O que se ganha com tais trocas? Mais letras, mais sílabas, menor clareza. Imaginem estas frases, caso tais modas se tornem regra: “Já experienciou o bife da casa? É muito bom!” Ou: “Posso experienciar este par de sapatos?”; “Recepcionou o meu livro? Percepcionou o que escrevi?”; “Como vivenciou a sua semana de férias?”; “Concederam-lhe o suporte que solicitou?”; “Quem está a gerenciar esta loja?”; “Explicaram-me tudo, mas não realizei o que queriam dizer”. Ou, como ironicamente sugere Manuel Monteiro no seu texto, “Posso colocar-lhe mais vinho no copo?”, concluindo: “Só me resta desejar que o ‘pôr-do-sol’ não se transforme no ‘colocar-do-sol’. E que quem citar Camões não diga que Inês estava linda COLOCADA em sossego.”

Convém notar que, exceptuando “realizar” no sentido de “entender”, tais termos existem e os que não constam de dicionários portugueses já ganharam registo no Brasil, como “experienciar” ou “gerenciar”. A TAP, por exemplo, tem uma página em português do Brasil (e ali escreve, como deveria, “registre-se” por “registe-se” e “planejar” por “planear”) com o título “Preparar e gerenciar viagem”; e há no Brasil uma agência de turismo intitulada “Vivenciar” e frases do género “Vem vivenciar grandes momentos com a gente!”. Mas também por cá se apela a “vivenciar momentos únicos”, como se lê na página da Câmara de Vila Nova de Gaia. Será mesmo atendendo ao significado da palavra? Ou será “vivenciar” “mais giro” do que “viver”?

É porque convém sempre atender ao contexto. Não é a mesma coisa afirmar, em Portugal, “eu não apoio esse candidato” [não lhe dou aval] que “eu não suporto esse candidato” [não posso nem vê-lo]; tal como não é igual afirmar “vivi não sentindo que vivi” ou “vivenciei não sentindo que vivi”, porque “vivenciar” significa, segundo a generalidade dos dicionários, “viver algo, sentindo intensamente”. Mas será mesmo isso que querem dizer os que usam e abusam de tal palavra?
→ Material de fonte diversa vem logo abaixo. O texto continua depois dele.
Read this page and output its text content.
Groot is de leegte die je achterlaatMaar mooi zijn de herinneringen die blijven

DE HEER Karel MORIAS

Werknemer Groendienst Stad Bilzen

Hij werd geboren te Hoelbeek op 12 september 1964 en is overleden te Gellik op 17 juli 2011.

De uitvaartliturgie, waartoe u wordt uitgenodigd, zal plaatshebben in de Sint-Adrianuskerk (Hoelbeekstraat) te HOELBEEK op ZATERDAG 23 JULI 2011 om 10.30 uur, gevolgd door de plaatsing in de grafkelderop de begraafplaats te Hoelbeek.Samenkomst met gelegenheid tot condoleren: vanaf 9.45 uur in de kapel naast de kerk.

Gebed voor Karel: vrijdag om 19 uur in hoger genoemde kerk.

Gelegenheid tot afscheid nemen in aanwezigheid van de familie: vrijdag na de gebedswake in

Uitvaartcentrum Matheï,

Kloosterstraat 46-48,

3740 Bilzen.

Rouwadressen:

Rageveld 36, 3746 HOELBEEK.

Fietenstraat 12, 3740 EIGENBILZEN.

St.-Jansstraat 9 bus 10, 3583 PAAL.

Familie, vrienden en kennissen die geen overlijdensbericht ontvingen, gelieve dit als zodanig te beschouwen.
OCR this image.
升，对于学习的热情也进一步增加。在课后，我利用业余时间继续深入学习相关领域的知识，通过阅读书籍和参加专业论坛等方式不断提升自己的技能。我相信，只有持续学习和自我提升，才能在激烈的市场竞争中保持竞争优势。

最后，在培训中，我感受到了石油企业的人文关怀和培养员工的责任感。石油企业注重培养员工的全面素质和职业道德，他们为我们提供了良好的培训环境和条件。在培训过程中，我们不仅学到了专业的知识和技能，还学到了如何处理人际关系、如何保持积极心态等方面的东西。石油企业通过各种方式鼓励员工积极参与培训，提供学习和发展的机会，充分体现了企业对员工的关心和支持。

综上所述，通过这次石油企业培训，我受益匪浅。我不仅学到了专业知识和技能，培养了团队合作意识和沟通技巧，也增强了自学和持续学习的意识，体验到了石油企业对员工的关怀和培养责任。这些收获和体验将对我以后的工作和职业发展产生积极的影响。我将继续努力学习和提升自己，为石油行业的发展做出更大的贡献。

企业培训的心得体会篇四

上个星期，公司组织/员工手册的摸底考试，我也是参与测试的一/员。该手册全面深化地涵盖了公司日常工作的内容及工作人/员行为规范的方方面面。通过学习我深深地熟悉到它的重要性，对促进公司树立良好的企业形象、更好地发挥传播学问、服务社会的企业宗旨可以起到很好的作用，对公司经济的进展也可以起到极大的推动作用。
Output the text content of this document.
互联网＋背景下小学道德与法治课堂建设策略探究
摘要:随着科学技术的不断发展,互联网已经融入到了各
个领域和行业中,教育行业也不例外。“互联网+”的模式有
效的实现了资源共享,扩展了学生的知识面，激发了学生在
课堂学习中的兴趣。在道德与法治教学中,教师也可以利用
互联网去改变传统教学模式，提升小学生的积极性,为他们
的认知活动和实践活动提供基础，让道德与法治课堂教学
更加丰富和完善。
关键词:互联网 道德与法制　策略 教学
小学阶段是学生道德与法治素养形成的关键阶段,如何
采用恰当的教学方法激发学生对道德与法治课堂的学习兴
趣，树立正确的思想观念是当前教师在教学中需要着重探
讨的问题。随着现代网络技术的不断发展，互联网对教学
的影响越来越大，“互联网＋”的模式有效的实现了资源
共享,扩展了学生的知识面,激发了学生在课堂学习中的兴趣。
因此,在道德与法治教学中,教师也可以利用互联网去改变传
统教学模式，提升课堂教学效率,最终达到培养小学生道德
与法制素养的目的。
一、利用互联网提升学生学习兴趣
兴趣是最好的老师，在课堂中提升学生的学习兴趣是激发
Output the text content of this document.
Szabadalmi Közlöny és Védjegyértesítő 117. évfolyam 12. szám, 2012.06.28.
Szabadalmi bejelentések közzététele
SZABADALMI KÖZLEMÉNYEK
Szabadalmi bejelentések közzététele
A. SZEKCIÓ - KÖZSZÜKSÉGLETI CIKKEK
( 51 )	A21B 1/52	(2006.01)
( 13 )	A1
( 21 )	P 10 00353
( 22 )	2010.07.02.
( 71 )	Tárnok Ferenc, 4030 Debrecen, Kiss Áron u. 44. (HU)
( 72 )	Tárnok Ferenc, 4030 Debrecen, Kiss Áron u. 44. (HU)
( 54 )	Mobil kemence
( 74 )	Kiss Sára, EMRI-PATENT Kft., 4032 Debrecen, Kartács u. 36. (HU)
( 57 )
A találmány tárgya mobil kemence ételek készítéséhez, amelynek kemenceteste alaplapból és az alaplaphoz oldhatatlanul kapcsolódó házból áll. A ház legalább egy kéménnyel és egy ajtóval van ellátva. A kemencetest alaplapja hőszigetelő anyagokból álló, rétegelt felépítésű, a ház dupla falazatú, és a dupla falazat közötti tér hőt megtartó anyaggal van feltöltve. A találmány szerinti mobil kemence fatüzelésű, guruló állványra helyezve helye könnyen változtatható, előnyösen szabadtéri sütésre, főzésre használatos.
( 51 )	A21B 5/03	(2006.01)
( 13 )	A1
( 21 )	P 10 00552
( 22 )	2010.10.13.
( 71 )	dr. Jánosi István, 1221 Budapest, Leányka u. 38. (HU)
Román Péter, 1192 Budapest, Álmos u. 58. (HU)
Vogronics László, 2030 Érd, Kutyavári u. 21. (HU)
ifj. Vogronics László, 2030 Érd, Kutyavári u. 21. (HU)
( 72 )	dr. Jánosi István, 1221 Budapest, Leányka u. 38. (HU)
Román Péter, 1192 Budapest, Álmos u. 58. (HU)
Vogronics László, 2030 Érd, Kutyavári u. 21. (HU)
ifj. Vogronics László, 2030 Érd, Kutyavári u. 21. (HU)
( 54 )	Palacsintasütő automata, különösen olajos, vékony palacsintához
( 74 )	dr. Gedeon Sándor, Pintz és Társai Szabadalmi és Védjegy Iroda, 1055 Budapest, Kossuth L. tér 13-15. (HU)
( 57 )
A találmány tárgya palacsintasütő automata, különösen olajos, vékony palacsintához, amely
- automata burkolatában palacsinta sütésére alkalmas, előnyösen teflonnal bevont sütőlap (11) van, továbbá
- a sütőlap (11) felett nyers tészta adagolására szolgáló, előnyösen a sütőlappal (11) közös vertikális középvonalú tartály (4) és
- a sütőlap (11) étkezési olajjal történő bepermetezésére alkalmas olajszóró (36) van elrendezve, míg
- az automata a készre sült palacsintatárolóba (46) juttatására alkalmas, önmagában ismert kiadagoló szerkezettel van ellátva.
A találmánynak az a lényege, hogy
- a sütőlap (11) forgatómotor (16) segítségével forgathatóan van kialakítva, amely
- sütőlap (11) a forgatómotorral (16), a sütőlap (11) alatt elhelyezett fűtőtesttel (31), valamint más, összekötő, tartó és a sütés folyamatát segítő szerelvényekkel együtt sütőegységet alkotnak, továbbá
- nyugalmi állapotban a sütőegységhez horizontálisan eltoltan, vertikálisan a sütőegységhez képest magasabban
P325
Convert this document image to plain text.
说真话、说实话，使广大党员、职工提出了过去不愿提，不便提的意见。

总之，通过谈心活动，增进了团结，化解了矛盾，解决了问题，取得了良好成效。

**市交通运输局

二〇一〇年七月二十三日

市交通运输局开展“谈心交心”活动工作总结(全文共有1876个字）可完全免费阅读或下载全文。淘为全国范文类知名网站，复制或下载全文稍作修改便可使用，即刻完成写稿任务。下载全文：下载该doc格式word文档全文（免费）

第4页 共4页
O pior não é ouvir e ler ‘resiliência’ a torto e a direito; o pior mesmo é vê-la escrita e ouvi-la onde devia estar ‘resistência’

Nesta moda entra ainda a palavra “resiliência”. Há umas décadas, os dicionários em Portugal só registavam o seu sentido na Mecânica ou na Física. A edição de 1981 do Grande Dicionário da Língua Portuguesa (de José Pedro Machado) falava apenas em “valor ou número característico da resistência ao choque de um material e que representa a energia absorvida pela rotura de uma barra de secção unitária”; e o Dicionário da Academia das Ciências até ignora a palavra (passa directamente de “resignatário” para “resina”, pág. 3217). Mas, seguindo o inglês “resilience”, outros acrescentaram-lhe um novo sentido, figurado: “Capacidade de superar, de recuperar de adversidades” (Priberam), “Capacidade de se recobrar facilmente ou se adaptar à má sorte ou às mudanças” (Houaiss), “Capacidade de defesa e recuperação perante fatores [sic] ou condições adversos [sic]” (Infopédia, que lhe acrescenta ainda significados na Ecologia e na Psicologia).

O pior não é ouvir e ler “resiliência” a torto e a direito; o pior mesmo é vê-la escrita e ouvi-la onde devia estar “resistência”. E são tantas vezes! Assim haja “resiliência” para suportá-las.